Émile Littré défini ainsi déguerpir :

« v.t. Dr. Abandonner la possession de. Déguerpir un héritage (XIVe s.), Sortir, se retirer d'un lieu malgré soi. Fam. »

Les agissements du locataire Johnny Caron ne rencontrent nullement les éléments d'aucune de ces définitions pour conclure au déguerpissement. » ([3])

[22]     Après avoir entendu le locataire, le Tribunal considère que ce dernier n’a pas déguerpi.

[23]     Au moment de son départ du logement, une demande pour faire reconnaître la cession de bail était pendante.

[24]     Le 1er novembre, le locataire a tenté de faire le paiement du loyer et a contacté la locatrice à ce sujet.
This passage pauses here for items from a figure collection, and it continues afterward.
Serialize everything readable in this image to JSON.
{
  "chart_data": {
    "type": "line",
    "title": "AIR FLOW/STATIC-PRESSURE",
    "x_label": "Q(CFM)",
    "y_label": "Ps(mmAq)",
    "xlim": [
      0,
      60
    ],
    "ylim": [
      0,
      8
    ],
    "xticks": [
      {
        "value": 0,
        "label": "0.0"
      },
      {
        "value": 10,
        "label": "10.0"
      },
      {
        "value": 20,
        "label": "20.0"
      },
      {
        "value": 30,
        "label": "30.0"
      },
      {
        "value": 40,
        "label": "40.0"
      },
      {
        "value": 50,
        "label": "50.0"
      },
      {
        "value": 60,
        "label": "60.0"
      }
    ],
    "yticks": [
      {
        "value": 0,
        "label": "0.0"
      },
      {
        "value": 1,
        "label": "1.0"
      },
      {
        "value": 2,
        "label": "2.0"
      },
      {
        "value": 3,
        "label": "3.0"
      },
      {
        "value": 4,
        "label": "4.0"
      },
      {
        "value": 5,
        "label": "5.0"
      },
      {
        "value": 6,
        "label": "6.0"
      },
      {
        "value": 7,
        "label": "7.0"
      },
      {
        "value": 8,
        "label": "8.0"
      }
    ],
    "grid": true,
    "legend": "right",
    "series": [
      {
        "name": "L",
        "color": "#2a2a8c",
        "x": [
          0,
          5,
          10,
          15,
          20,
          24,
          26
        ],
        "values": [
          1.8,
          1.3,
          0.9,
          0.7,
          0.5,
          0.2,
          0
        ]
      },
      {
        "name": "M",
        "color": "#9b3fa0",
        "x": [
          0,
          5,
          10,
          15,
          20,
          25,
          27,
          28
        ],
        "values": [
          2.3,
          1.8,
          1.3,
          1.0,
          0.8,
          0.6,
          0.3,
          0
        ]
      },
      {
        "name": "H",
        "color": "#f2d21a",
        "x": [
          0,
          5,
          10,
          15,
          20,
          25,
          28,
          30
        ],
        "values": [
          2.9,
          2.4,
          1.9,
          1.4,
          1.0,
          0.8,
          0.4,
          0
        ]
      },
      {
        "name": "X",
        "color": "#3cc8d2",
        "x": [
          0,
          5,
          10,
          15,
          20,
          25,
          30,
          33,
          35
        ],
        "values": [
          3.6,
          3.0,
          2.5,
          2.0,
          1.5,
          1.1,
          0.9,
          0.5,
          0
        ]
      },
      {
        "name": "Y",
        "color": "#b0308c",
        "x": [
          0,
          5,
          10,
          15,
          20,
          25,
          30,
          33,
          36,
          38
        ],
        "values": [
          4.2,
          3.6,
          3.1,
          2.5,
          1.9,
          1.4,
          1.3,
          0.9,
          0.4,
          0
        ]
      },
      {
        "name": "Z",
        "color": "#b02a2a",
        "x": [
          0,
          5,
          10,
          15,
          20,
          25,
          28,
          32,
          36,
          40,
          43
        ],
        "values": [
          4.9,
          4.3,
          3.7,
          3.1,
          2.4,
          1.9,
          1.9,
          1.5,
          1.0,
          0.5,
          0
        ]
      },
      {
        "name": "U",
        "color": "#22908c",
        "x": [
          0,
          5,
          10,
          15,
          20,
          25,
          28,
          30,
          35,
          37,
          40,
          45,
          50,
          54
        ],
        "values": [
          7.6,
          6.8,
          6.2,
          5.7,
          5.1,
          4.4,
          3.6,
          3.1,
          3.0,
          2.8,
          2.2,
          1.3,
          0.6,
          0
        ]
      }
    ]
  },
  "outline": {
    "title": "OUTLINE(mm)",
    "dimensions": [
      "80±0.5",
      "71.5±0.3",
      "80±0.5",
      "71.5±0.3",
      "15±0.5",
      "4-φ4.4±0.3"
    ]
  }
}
Il continuait de s’acquitter de son obligation de payer l’électricité.

[25]     Le Tribunal s’explique mal comment, dans un tel contexte, la locatrice a pu conclure à un déguerpissement.

[26]     Force est de constater que la locatrice a unilatéralement décidé que le bail était résilié et a remis le logement sur le marché, et ce, avant même de recevoir la décision du Tribunal sur la validité de la cession.

[27]     Dans un tel contexte, le Tribunal ne peut accorder de dommages-intérêts pour perte de loyer et indemnité de relocation.

POUR CES MOTIFS, LE TRIBUNAL :

[28]     REJETTE la demande;

[29]     La locatrice en supportant les frais.

 

 

 

 

 

 

 

 

Marie Dominique

 

Présence(s) :

la locatrice

les locataires

Date de l’audience : 

7 juin 2024

 

 

 


 


[1] RLRQ c T-15.01.

[2] Dossier 734566.

[3] 31-030911-013G, r. Jodoin.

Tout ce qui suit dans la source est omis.